You often mention the example of a foreign government renting rooms at a Trump hotel, and not even using them, just to curry favor with his administration. Are you suggesting that any president who owns a business should have to divest that asset? 

What we try to do is require both transparency and, as the Constitution requires, congressional approval so that we understand if there’s an emolument being paid, and if there is, that Congress either approves or disapproves of it. But if Congress disapproves of it, then it can’t be undertaken.

Anyone who wants to be the president of the United States needs to put the country first, not their business interests. And if they’re unwilling to do it, they shouldn’t run for president.

There is a real risk when people are not willing to put their investments, [their] assets, in a blind trust.

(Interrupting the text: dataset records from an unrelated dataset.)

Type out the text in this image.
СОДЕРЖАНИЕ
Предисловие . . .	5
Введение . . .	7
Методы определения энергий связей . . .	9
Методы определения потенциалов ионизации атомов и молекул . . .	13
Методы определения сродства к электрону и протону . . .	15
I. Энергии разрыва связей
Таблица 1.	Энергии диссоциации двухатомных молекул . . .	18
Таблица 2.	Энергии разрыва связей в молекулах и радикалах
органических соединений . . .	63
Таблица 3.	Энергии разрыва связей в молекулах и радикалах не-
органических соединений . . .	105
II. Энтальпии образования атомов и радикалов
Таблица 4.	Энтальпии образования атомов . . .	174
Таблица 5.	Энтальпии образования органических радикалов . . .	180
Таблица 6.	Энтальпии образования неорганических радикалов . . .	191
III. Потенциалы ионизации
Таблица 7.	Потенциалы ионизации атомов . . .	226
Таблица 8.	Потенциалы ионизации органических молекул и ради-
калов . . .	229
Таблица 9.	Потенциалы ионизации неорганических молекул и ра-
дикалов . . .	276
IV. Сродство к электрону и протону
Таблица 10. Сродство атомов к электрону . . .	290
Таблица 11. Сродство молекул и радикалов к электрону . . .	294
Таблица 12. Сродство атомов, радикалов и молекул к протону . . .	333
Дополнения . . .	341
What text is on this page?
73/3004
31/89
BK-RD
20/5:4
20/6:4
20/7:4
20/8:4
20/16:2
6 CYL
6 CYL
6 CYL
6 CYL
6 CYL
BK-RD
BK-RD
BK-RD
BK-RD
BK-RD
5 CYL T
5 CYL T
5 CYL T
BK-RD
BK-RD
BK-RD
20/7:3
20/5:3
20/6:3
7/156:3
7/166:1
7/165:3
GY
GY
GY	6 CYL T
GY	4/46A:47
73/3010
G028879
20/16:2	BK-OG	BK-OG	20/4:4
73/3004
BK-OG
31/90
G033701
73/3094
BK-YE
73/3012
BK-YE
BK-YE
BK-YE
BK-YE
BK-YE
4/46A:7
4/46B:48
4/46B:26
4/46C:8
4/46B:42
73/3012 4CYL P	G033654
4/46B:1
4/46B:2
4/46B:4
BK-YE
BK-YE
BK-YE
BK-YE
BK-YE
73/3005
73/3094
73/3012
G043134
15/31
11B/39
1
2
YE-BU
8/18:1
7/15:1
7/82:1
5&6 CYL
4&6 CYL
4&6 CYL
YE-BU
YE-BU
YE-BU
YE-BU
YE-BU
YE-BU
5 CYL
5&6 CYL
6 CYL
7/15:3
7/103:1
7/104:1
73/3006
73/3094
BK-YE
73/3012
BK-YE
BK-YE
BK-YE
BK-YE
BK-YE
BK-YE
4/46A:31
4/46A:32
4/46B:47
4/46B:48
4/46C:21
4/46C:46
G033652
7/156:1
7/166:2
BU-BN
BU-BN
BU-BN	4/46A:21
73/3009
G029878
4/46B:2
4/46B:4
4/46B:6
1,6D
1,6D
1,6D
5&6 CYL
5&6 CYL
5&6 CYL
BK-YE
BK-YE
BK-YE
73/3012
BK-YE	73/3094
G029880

Are you concerned at all about the current president’s family members making money basically on the Biden name — Hunter Biden selling his art, the brothers doing business?

I think we apply the same standard to any president of either party. If any president's conduct violates the constitutional prohibition on emoluments, then there needs to be a mechanism to enforce it. And so this is one of the reasons why I say that this package of reforms is really party neutral, president neutral. It's a means of ensuring there's good government no matter who occupies that office.

How do you reconcile the Democrats’ aggressive policy agenda with their tenuous political standing, including a presidential job approval well below that of the last two Democratic presidents at this point in their tenure? 

We’ve become a much more partisan, polarized country. In light of that, progress has really been stalled for a long time. For the last several decades, we’ve seen this incredible disparity in income grow and grow and grow. We’ve seen the middle class under greater and greater stress. I think that propelled a lot of the xenophobic populism we witnessed over the last four years. And I do think it means that when you do have an opportunity to govern, you have to make use of that opportunity.

One thing that Republicans did show in the last four years is that when they control the instruments of power, they could use it to move the country quite radically. 

I don’t think we can meet an effort to move the country radically in the wrong direction with incrementalism in the right direction.